We can see that, to put it bluntly, 2PC is an algorithm for doing Vote in the first stage and making decisions in the second stage. We can also see that 2PC is a strongly consistent algorithm. We discussed Master-Slave 's strong consistency strategy earlier, which is somewhat similar to 2PC, except that 2PC is more conservative-try before committing. 2PC uses more, in some system design, will concatenate a series of calls, such as: a-> B-> C-> D, each step will allocate some resources or rewrite some data. For example, our B2C online shopping order operation will have a series of processes to do in the background. If we do it step by step, there will be such a problem, if a certain step can not be done, then the previous allocation of resources need to do reverse operation to recycle them, so the operation is more complicated. Now many Workflow will learn from the 2PC algorithm, using the try-> confirm process to ensure that the whole process can be completed successfully. To take a popular example, when Western churches get married, they all have this passage:

1) the priest asked the bride and groom: would you like to... In spite of birth, old age, sickness and death... (inquiry stage)

2) when both the bride and groom say yes (lock the resources for a lifetime), the priest will say: I declare you …... (transaction commit)
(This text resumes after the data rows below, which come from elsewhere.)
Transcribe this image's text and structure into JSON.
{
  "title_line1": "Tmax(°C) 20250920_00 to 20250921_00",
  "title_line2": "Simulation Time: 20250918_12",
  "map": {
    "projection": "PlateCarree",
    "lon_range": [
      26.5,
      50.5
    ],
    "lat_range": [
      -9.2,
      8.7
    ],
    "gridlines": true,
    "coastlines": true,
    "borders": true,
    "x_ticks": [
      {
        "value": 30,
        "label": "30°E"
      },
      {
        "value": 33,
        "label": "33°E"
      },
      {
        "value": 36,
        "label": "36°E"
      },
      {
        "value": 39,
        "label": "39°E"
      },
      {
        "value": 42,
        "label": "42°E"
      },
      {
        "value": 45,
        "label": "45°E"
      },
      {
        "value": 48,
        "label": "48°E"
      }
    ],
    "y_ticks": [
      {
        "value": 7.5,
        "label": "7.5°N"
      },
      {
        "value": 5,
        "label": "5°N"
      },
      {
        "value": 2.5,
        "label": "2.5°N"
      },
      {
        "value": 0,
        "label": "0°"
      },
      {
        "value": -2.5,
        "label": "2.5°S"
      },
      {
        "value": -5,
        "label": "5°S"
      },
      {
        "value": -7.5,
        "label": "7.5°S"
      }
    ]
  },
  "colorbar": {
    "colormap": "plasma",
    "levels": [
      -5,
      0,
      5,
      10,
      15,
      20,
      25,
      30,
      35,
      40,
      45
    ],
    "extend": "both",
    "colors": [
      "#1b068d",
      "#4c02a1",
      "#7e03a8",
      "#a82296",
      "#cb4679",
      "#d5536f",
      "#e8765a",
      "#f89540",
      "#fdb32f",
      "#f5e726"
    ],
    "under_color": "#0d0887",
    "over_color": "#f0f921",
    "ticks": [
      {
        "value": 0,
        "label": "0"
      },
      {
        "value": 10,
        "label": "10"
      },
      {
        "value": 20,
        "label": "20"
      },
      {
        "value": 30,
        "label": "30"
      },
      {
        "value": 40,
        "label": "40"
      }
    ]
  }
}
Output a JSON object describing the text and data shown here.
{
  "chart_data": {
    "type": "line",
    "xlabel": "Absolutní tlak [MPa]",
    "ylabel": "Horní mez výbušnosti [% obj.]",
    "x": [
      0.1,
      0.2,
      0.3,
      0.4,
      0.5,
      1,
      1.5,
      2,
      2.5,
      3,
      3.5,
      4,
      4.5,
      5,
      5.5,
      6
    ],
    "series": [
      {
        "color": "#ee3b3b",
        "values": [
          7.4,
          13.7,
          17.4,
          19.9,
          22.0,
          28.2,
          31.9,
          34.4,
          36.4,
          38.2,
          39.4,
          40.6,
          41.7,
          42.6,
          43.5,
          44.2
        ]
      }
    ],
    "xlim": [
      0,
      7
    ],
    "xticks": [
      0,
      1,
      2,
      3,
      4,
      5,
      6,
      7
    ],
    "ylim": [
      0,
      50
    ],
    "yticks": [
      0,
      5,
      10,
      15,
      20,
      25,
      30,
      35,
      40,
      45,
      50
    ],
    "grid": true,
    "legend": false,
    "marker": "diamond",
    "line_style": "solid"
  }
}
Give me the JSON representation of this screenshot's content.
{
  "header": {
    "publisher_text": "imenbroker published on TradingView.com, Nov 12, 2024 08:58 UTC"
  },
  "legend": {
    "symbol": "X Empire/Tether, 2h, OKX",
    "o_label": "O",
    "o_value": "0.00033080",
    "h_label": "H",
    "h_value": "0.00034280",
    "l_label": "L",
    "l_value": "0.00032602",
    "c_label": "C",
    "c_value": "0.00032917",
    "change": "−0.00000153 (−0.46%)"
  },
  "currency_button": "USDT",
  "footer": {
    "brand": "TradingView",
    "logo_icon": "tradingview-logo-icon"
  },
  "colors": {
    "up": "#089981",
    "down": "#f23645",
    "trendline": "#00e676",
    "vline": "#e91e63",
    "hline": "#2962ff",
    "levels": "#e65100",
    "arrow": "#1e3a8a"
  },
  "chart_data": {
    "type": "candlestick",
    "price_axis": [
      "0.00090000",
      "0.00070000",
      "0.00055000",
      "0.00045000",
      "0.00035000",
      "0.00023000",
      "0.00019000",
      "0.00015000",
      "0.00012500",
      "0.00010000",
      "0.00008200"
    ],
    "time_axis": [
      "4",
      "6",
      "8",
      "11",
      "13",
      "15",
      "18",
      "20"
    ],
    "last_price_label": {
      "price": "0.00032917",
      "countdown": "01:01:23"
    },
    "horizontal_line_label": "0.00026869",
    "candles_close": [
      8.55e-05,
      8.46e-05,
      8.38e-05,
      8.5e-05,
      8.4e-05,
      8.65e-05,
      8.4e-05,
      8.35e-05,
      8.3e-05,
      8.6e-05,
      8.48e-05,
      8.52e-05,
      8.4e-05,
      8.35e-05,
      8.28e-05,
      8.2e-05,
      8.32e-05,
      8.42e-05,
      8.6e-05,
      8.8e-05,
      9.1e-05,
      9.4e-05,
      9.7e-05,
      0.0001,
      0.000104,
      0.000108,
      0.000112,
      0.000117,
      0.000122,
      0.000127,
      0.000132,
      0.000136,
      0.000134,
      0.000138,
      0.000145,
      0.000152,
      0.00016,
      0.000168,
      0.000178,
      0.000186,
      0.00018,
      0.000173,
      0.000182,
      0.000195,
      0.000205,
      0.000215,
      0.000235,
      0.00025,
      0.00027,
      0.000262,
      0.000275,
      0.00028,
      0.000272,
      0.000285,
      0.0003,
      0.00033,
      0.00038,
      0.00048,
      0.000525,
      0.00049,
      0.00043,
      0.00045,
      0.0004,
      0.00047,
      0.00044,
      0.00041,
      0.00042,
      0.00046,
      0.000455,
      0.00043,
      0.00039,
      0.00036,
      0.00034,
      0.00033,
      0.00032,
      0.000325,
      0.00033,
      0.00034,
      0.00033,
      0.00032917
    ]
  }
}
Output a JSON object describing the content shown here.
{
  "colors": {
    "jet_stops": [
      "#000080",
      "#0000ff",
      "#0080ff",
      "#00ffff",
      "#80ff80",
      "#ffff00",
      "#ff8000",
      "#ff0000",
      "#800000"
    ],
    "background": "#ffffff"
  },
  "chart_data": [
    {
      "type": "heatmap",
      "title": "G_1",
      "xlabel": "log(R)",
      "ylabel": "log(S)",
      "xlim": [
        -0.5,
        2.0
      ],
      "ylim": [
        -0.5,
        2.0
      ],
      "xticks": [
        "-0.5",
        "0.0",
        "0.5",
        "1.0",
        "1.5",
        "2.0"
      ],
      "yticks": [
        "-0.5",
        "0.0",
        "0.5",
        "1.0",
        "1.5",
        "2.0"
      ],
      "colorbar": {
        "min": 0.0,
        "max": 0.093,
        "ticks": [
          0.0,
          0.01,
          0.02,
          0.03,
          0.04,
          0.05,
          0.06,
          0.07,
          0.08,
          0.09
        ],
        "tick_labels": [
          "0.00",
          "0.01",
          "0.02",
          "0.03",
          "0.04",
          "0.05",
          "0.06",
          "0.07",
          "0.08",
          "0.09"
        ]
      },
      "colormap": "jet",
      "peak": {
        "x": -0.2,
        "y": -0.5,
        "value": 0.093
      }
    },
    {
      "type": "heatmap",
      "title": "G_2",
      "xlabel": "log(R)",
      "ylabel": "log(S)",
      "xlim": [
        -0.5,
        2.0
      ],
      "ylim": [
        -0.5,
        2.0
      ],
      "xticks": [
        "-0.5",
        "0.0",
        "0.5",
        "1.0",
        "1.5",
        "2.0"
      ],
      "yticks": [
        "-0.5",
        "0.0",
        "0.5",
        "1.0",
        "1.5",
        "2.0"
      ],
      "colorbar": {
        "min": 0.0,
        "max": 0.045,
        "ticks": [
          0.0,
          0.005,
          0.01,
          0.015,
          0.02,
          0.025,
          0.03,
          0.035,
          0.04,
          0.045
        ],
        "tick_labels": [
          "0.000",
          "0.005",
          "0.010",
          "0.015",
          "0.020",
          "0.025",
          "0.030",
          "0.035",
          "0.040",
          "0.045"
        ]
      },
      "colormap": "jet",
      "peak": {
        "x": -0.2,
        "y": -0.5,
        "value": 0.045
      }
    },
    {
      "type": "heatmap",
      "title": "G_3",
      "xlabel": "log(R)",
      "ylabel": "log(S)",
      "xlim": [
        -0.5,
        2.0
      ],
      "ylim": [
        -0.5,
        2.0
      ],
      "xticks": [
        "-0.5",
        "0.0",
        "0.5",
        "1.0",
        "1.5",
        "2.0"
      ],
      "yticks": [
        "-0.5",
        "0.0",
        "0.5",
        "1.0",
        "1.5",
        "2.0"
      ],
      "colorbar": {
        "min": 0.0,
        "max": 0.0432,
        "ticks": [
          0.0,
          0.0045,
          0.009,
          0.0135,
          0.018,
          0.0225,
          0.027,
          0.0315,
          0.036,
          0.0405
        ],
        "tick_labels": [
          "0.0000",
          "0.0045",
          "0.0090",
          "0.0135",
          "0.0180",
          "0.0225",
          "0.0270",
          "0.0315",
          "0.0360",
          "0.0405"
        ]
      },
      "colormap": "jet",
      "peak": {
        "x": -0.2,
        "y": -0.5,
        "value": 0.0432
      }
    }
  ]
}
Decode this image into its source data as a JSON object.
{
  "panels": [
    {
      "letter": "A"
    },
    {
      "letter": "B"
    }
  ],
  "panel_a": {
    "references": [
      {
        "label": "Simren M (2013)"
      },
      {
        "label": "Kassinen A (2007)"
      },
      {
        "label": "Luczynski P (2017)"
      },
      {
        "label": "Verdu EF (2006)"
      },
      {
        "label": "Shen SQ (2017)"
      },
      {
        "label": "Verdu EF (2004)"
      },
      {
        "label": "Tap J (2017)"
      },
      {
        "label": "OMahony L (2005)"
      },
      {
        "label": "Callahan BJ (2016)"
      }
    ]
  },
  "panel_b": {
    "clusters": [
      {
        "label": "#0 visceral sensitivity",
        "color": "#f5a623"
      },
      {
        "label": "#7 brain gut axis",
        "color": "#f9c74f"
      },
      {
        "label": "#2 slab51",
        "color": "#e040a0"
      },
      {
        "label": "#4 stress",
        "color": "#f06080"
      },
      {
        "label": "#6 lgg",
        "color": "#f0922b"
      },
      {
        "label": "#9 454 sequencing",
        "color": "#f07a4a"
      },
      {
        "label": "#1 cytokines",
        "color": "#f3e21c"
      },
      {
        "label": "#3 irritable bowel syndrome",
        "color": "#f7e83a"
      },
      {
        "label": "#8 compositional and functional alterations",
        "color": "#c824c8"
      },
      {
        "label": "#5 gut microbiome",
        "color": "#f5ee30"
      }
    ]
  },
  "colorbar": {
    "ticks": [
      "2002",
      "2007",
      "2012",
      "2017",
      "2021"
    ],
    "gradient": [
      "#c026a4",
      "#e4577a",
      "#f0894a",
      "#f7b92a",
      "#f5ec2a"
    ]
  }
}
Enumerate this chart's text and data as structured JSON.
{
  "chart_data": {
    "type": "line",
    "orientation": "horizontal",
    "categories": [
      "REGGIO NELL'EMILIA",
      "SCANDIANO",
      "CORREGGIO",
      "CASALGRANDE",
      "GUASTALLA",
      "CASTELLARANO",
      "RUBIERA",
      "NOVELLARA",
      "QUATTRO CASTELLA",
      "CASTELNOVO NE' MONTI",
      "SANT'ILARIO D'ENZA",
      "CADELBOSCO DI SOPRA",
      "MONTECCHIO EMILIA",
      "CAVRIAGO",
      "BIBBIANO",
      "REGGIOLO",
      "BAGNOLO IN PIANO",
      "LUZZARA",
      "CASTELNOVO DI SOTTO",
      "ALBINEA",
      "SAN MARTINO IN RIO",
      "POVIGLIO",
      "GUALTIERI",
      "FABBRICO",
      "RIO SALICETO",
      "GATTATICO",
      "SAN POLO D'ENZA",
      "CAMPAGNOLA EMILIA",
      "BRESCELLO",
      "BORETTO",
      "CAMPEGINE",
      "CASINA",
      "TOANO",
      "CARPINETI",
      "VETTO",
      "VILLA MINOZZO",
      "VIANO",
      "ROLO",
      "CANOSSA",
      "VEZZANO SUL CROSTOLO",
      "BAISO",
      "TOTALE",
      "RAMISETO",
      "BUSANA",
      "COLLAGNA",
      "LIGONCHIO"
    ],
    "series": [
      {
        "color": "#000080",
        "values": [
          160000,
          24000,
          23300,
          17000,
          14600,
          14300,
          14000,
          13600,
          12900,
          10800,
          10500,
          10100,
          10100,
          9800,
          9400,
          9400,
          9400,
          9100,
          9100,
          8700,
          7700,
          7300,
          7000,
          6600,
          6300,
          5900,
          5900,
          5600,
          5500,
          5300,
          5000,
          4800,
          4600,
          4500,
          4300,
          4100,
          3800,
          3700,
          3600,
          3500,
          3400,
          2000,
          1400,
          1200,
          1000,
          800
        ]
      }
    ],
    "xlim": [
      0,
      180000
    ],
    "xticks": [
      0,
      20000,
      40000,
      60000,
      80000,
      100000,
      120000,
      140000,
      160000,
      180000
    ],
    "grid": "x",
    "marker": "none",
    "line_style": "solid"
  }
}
What a classic two-phase commit transaction. In addition, we can also see some of these problems, A) one of them is a synchronous blocking operation, which is bound to have a significant impact on performance. B) another major problem is on TimeOut, such as

1) if in the first phase, the participant does not receive the request for inquiry, or the participant's response does not reach the coordinator. In that case, the coordinator is required to handle the timeout. Once the timeout occurs, it can be considered a failure or a retry.

2) if in the second stage, after the formal submission is sent, if some participants do not receive it, or the confirmation message after the submission / rollback is not returned, once the response of the participant timed out, either retry, or mark that participant as a problem node and remove the entire cluster, which ensures that the service nodes are data consistent.

3) the bad situation is that in the second stage, if the participant does not receive the commit/fallback instruction from the coordinator, the participant will be in the "status unknown" stage, and the participant has no idea what to do, for example: if all the participants have completed the reply of the first stage (maybe all yes, maybe all no, maybe some yes part no), if the coordinator dies at this time. Then all the nodes have no idea what to do (not even to ask other participants). For consistency, either wait for the coordinator or resend the first phase of the yes/no command.

The biggest problem with the two-stage commit is item 3). If the participant does not receive a decision at the second level after the first phase is completed, then the data node will enter a "bewildered" state, which will block the entire transaction. In other words, the coordinator Coordinator is very important for the completion of the transaction, and the availability of Coordinator is the key. Therefore, we introduce a three-paragraph commit, which is described on Wikipedia as follows, and he changes the first paragraph of the second submission break into two: ask, and then lock the resource. Finally, it is really submitted. The schematic diagram of the three paragraphs is as follows:

The core idea of the three-paragraph submission is that resources are not locked when asked, and resources are not locked until everyone agrees.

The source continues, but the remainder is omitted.